Cumhurbaşkanı Erdoğan, Büyük Çamlıca Camisi Külliyesi'nde 39. Türkiye Kitap ve Kültür Fuarı Açılış Töreni’nde konuştu.

Cumhurbaşkanı Recep Tayyip Erdoğan'ın konuşmasından Sevgili İstanbullular, kıymetli misafirler sizleri en kalbi duygularımla selamlıyorum.

Türkiye Diyanet Vakfımız tarafından düzenlenen kitap ve kültür fuarlarının 39'uncusunun ülkemize, milletimize kültür ve sanat hayatımıza hayırlı olmasını diliyorum. Bu yıl Ankara'da Ahmet Hamdi Akseki Camii, İstanbul'da Fatih Camii ve Büyük Çamlıca Camii'nde açılan kitap ve kültür fuarlarımızı Ramazan ayının bereketlerinden birisi olarak görüyorum. Başı rahmet ortası mafiret sonu ebedi azaptan kurtuluş olan böyle müstesna bir ay içinde leyle i kadr'in olduğu böyle müstesna bir ay içerisinde bu kitap fuarları ile birlikte Büyük Çamlıca Camii'mizin altında inşallah müzemizi de açıyoruz. Bu müzede senede bir, bazen iki kez elimizdeki tüm objeler sergilenecek ve milletimize tamamiyle bu objeler onların hizmetinde olacak.

Salgın sebebiyle 2 yıldır ara verilen fuarlarımızın bu yıl yeniden başlamasından memnuniyet duyuyorum. Bizim medeniyetimiz az önce Diyanet İşleri Başkanımızın da ifade ettiği gibi yaradan rabbinin adıyla oku emri üzerine bina edilmiştir. Ümmül kitap Kur'an-ı Kerim'i her şeyin üzerinde tutan bir kültürel mütesabata sahibiz. Açılışını yapacağımız İslam Medeniyetleri Müzesi'nde Kur'a-ı Kerim'in en güzel şekilde yazılışından muhafazalarına kadar pek çok sanat eseri de sergileniyor.

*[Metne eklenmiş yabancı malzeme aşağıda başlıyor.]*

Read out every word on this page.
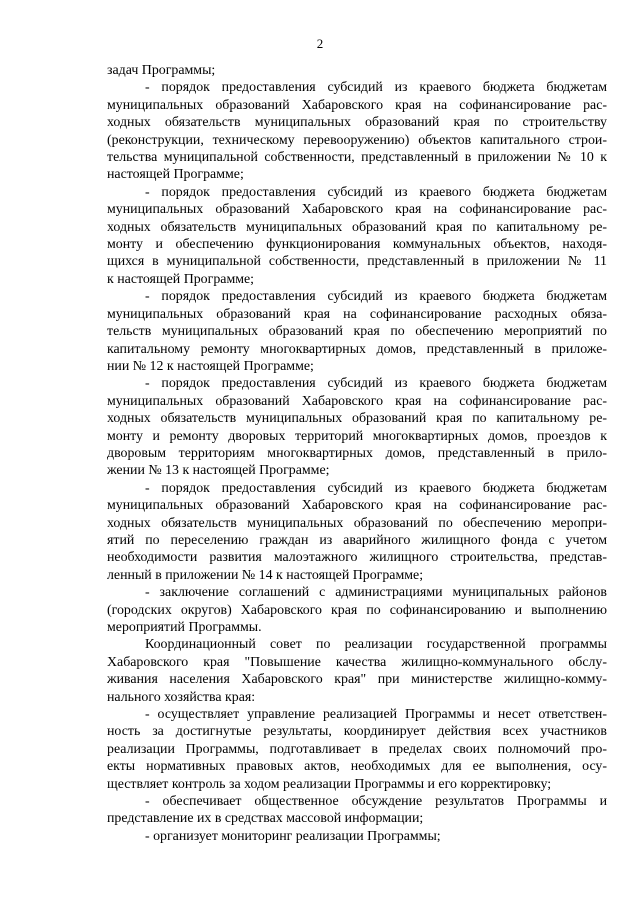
2

задач Программы;

- порядок предоставления субсидий из краевого бюджета бюджетам
муниципальных образований Хабаровского края на софинансирование рас-
ходных обязательств муниципальных образований края по строительству
(реконструкции, техническому перевооружению) объектов капитального строи-
тельства муниципальной собственности, представленный в приложении № 10 к
настоящей Программе;

- порядок предоставления субсидий из краевого бюджета бюджетам
муниципальных образований Хабаровского края на софинансирование рас-
ходных обязательств муниципальных образований края по капитальному ре-
монту и обеспечению функционирования коммунальных объектов, находя-
щихся в муниципальной собственности, представленный в приложении № 11
к настоящей Программе;

- порядок предоставления субсидий из краевого бюджета бюджетам
муниципальных образований края на софинансирование расходных обяза-
тельств муниципальных образований края по обеспечению мероприятий по
капитальному ремонту многоквартирных домов, представленный в приложе-
нии № 12 к настоящей Программе;

- порядок предоставления субсидий из краевого бюджета бюджетам
муниципальных образований Хабаровского края на софинансирование рас-
ходных обязательств муниципальных образований края по капитальному ре-
монту и ремонту дворовых территорий многоквартирных домов, проездов к
дворовым территориям многоквартирных домов, представленный в прило-
жении № 13 к настоящей Программе;

- порядок предоставления субсидий из краевого бюджета бюджетам
муниципальных образований Хабаровского края на софинансирование рас-
ходных обязательств муниципальных образований по обеспечению меропри-
ятий по переселению граждан из аварийного жилищного фонда с учетом
необходимости развития малоэтажного жилищного строительства, представ-
ленный в приложении № 14 к настоящей Программе;

- заключение соглашений с администрациями муниципальных районов
(городских округов) Хабаровского края по софинансированию и выполнению
мероприятий Программы.

Координационный совет по реализации государственной программы
Хабаровского края "Повышение качества жилищно-коммунального обслу-
живания населения Хабаровского края" при министерстве жилищно-комму-
нального хозяйства края:

- осуществляет управление реализацией Программы и несет ответствен-
ность за достигнутые результаты, координирует действия всех участников
реализации Программы, подготавливает в пределах своих полномочий про-
екты нормативных правовых актов, необходимых для ее выполнения, осу-
ществляет контроль за ходом реализации Программы и его корректировку;

- обеспечивает общественное обсуждение результатов Программы и
представление их в средствах массовой информации;

- организует мониторинг реализации Программы;
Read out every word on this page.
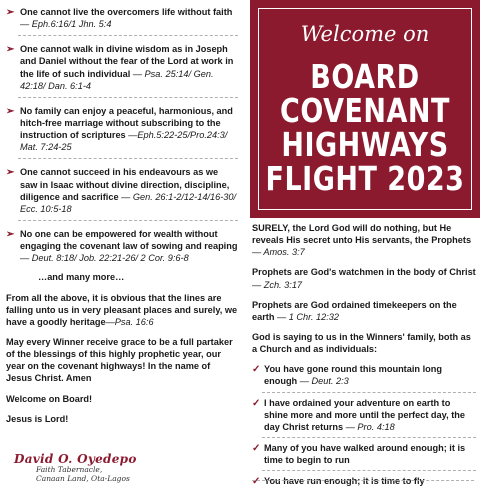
➢ One cannot live the overcomers life without faith — Eph.6:16/1 Jhn. 5:4
➢ One cannot walk in divine wisdom as in Joseph and Daniel without the fear of the Lord at work in the life of such individual — Psa. 25:14/ Gen. 42:18/ Dan. 6:1-4
➢ No family can enjoy a peaceful, harmonious, and hitch-free marriage without subscribing to the instruction of scriptures —Eph.5:22-25/Pro.24:3/ Mat. 7:24-25
➢ One cannot succeed in his endeavours as we saw in Isaac without divine direction, discipline, diligence and sacrifice — Gen. 26:1-2/12-14/16-30/ Ecc. 10:5-18
➢ No one can be empowered for wealth without engaging the covenant law of sowing and reaping — Deut. 8:18/ Job. 22:21-26/ 2 Cor. 9:6-8
…and many more…

From all the above, it is obvious that the lines are falling unto us in very pleasant places and surely, we have a goodly heritage—Psa. 16:6

May every Winner receive grace to be a full partaker of the blessings of this highly prophetic year, our year on the covenant highways! In the name of Jesus Christ. Amen

Welcome on Board!

Jesus is Lord!

David O. Oyedepo
Faith Tabernacle,
Canaan Land, Ota-Lagos
Welcome on
BOARD
COVENANT
HIGHWAYS
FLIGHT 2023

SURELY, the Lord God will do nothing, but He reveals His secret unto His servants, the Prophets — Amos. 3:7

Prophets are God's watchmen in the body of Christ — Zch. 3:17

Prophets are God ordained timekeepers on the earth — 1 Chr. 12:32

God is saying to us in the Winners' family, both as a Church and as individuals:

✓ You have gone round this mountain long enough — Deut. 2:3
✓ I have ordained your adventure on earth to shine more and more until the perfect day, the day Christ returns — Pro. 4:18
✓ Many of you have walked around enough; it is time to begin to run
✓ You have run enough; it is time to fly
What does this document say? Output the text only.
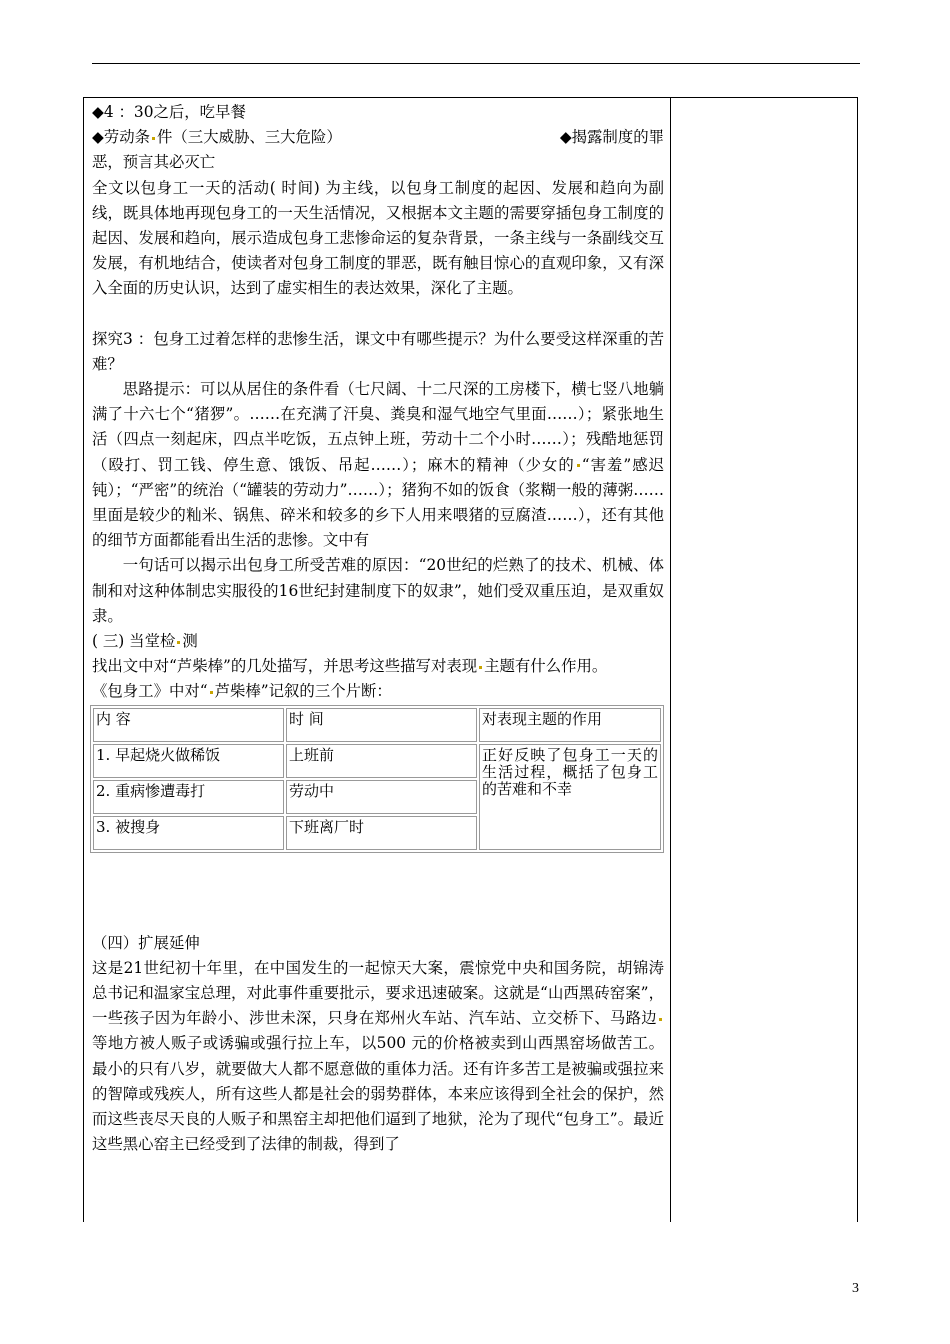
◆4 ：30之后，吃早餐

◆劳动条 件（三大威胁、三大危险）	◆揭露制度的罪

恶，预言其必灭亡

全文以包身工一天的活动( 时间) 为主线，以包身工制度的起因、发展和趋向为副线，既具体地再现包身工的一天生活情况，又根据本文主题的需要穿插包身工制度的起因、发展和趋向，展示造成包身工悲惨命运的复杂背景，一条主线与一条副线交互发展，有机地结合，使读者对包身工制度的罪恶，既有触目惊心的直观印象，又有深入全面的历史认识，达到了虚实相生的表达效果，深化了主题。

探究3 ：包身工过着怎样的悲惨生活，课文中有哪些提示？为什么要受这样深重的苦难？

思路提示：可以从居住的条件看（七尺阔、十二尺深的工房楼下，横七竖八地躺满了十六七个“猪猡”。……在充满了汗臭、粪臭和湿气地空气里面……）；紧张地生活（四点一刻起床，四点半吃饭，五点钟上班，劳动十二个小时……）；残酷地惩罚（殴打、罚工钱、停生意、饿饭、吊起……）；麻木的精神（少女的 “害羞”感迟钝）；“严密”的统治（“罐装的劳动力”……）；猪狗不如的饭食（浆糊一般的薄粥……里面是较少的籼米、锅焦、碎米和较多的乡下人用来喂猪的豆腐渣……），还有其他的细节方面都能看出生活的悲惨。文中有

一句话可以揭示出包身工所受苦难的原因：“20世纪的烂熟了的技术、机械、体制和对这种体制忠实服役的16世纪封建制度下的奴隶”，她们受双重压迫，是双重奴隶。

( 三) 当堂检 测

找出文中对“芦柴棒”的几处描写，并思考这些描写对表现 主题有什么作用。

《包身工》中对“ 芦柴棒”记叙的三个片断：

内 容	时 间	对表现主题的作用
1. 早起烧火做稀饭	上班前	正好反映了包身工一天的生活过程，概括了包身工的苦难和不幸
2. 重病惨遭毒打	劳动中	
3. 被搜身	下班离厂时	

（四）扩展延伸

这是21世纪初十年里，在中国发生的一起惊天大案，震惊党中央和国务院，胡锦涛总书记和温家宝总理，对此事件重要批示，要求迅速破案。这就是“山西黑砖窑案”，一些孩子因为年龄小、涉世未深，只身在郑州火车站、汽车站、立交桥下、马路边等地方被人贩子或诱骗或强行拉上车，以500 元的价格被卖到山西黑窑场做苦工。最小的只有八岁，就要做大人都不愿意做的重体力活。还有许多苦工是被骗或强拉来的智障或残疾人，所有这些人都是社会的弱势群体，本来应该得到全社会的保护，然而这些丧尽天良的人贩子和黑窑主却把他们逼到了地狱，沦为了现代“包身工”。最近这些黑心窑主已经受到了法律的制裁，得到了

3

Böyle bir medeniyetin mensuplarının kitap dostu olması kadar tabii bir durum yoktur. Tarihimizde 50-60 yıllık hayatlarına 500'e yakın eser sığdıran bunlardan günümüze kalanları dahi hakkıyla okuyup hıfsetmein bir ömre bedel olduğu Gazali gibi İbn-i Sina gibi abidevi isimler vardır. En büyük vasfı fetihler yapmak devletler kurmak olan ecdadın kalem kılıçtan keskindir sözü okumaya ve yazmaya verdiği öneme işaret eder.

Ülke ve millet olarak beka mücadelesi yürüttüğümüz asırlarda sadece topraklarımızı, sadece kardeşlerimizi geride bırakmakla kalmadık, aynı zamanda kültürel bir çoraklıkla da karşı karşıya kaldık. Uzunca bir süre devam eden Türkiye'nin geri kalmışlığı sadece insanlarımızın günlük hayatlarındaki yokluklar, yoksunluklar, eksikler ile ilgili değildi. Asıl geri kalmışlığı zihinlerde yaşamıştık. İnsanları kılıklarına, kıyafetlerine, ibadetlerine, konuşmalarına, oturmalarına, kalkmalarına takılıp kalanlar milletimizin aklı selim, zevki selim, kalbi selim gibi bizi biz yapan asıl mirasına sırt dönmüştür.

Ülkemizin son 20 yılda gerçekleştirdiği büyük demokrasi ve kalkınma atılımının en güzel hayırlı neticelerinden biri milletimizin diğer alanlarla birlikte okuma, yazma, üretme konusunda da önünü açmış olmasıdır. Nitekim bugün Türkiye kitap üretimi ve sektörün büyüklüğü bakımından uluslararası yayıncılar birliği içinde ilk 10'da yer alan bir yere gelmiştir. 

Mesela 2000 yılında ICBN numarası verilen kitap sayısı 9 bini bile bulmazken bu rakam geçen yıl 87 binin üzerine çıkmıştır. Önde gelen araştırma şirketlerimizin yaptıkları çalışmalar okuma oranının son 14 yıld iki katından fazla arttığını göstermektedir. Bu artışın en çok da gençlerimiz arasında yaşanıyor olması geleceğimiz adına bize ümit vermektedir. Türkiye Diyanet Vakfımızı 1983 yılı Ramazanından beri gerçekleştirdiği bu güzel fuar için tebik ediyorum. Fuara katılan yayın evlerimiz ve yazarlarımız ile tüm katılımcılara bereketli bir fuar diliyorum.